There are few sports more physical than football, but it’s the mental side of the sport that fascinates me. I’m always amazed when a team that’s seemingly down for the count (to mix sports metaphors) rallies from a three-touchdown deficit to win a big game. It helps if the players have talent, of course, but tenacity seems nearly as important. In fact, football teams frequently prove Zig Ziglar’s statement that it’s your attitude and not your aptitude that determines your altitude.
The other thing that helps is what sportscasters like to call halftime adjustments. In the 12 or 20 minutes their teams spend in the locker room, smart coaches figure out what they need to do differently to win a game they seem destined to lose. While fans are hitting the bathroom or grabbing some nachos, coaches identify the three or four things their players must do to win the game.
So what’s the Scouting connection? I think every troop could benefit from the occasional halftime adjustment. Perhaps it’s midafternoon on a campout Saturday and the weather has turned bad.

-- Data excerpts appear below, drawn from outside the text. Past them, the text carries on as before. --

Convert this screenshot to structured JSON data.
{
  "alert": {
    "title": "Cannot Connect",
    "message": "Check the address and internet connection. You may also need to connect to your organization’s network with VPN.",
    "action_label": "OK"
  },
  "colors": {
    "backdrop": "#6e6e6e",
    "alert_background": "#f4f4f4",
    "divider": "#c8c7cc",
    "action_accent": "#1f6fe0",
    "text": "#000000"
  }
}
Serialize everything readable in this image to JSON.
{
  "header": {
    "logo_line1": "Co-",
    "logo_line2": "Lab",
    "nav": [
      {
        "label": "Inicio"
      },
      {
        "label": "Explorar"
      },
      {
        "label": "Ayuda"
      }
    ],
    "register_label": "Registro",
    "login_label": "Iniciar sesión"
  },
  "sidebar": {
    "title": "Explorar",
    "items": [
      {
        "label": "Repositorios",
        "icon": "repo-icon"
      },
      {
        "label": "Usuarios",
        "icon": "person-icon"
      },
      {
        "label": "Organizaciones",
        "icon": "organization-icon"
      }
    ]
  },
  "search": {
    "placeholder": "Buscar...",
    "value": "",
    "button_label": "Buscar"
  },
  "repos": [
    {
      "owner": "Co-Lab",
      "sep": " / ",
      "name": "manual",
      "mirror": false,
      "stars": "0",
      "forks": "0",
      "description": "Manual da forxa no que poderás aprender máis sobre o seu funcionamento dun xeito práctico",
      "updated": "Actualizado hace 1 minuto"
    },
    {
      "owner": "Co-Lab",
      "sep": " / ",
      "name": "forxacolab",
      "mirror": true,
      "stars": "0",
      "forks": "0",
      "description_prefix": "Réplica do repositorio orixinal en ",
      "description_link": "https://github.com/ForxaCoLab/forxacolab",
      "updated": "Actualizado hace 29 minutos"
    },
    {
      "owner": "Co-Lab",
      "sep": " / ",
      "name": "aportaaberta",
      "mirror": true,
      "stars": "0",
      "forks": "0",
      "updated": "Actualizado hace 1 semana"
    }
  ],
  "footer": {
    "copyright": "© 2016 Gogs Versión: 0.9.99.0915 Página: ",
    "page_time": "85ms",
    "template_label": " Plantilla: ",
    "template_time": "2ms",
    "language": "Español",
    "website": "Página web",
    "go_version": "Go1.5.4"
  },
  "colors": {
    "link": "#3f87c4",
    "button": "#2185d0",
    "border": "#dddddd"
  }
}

Perhaps you’re halfway through a troop meeting, and the PLC’s plan is bombing. Perhaps your senior patrol leader is three months into his term and is spinning his wheels. Whatever the situation, it’s unlikely to improve unless you make a halftime adjustment.
Insanity has been defined as doing the same thing over and over and expecting a different result. Smart leadership–whether in the stadium or the Scout camp–is doing what it takes to get better results, even if that means throwing the game plan out the window.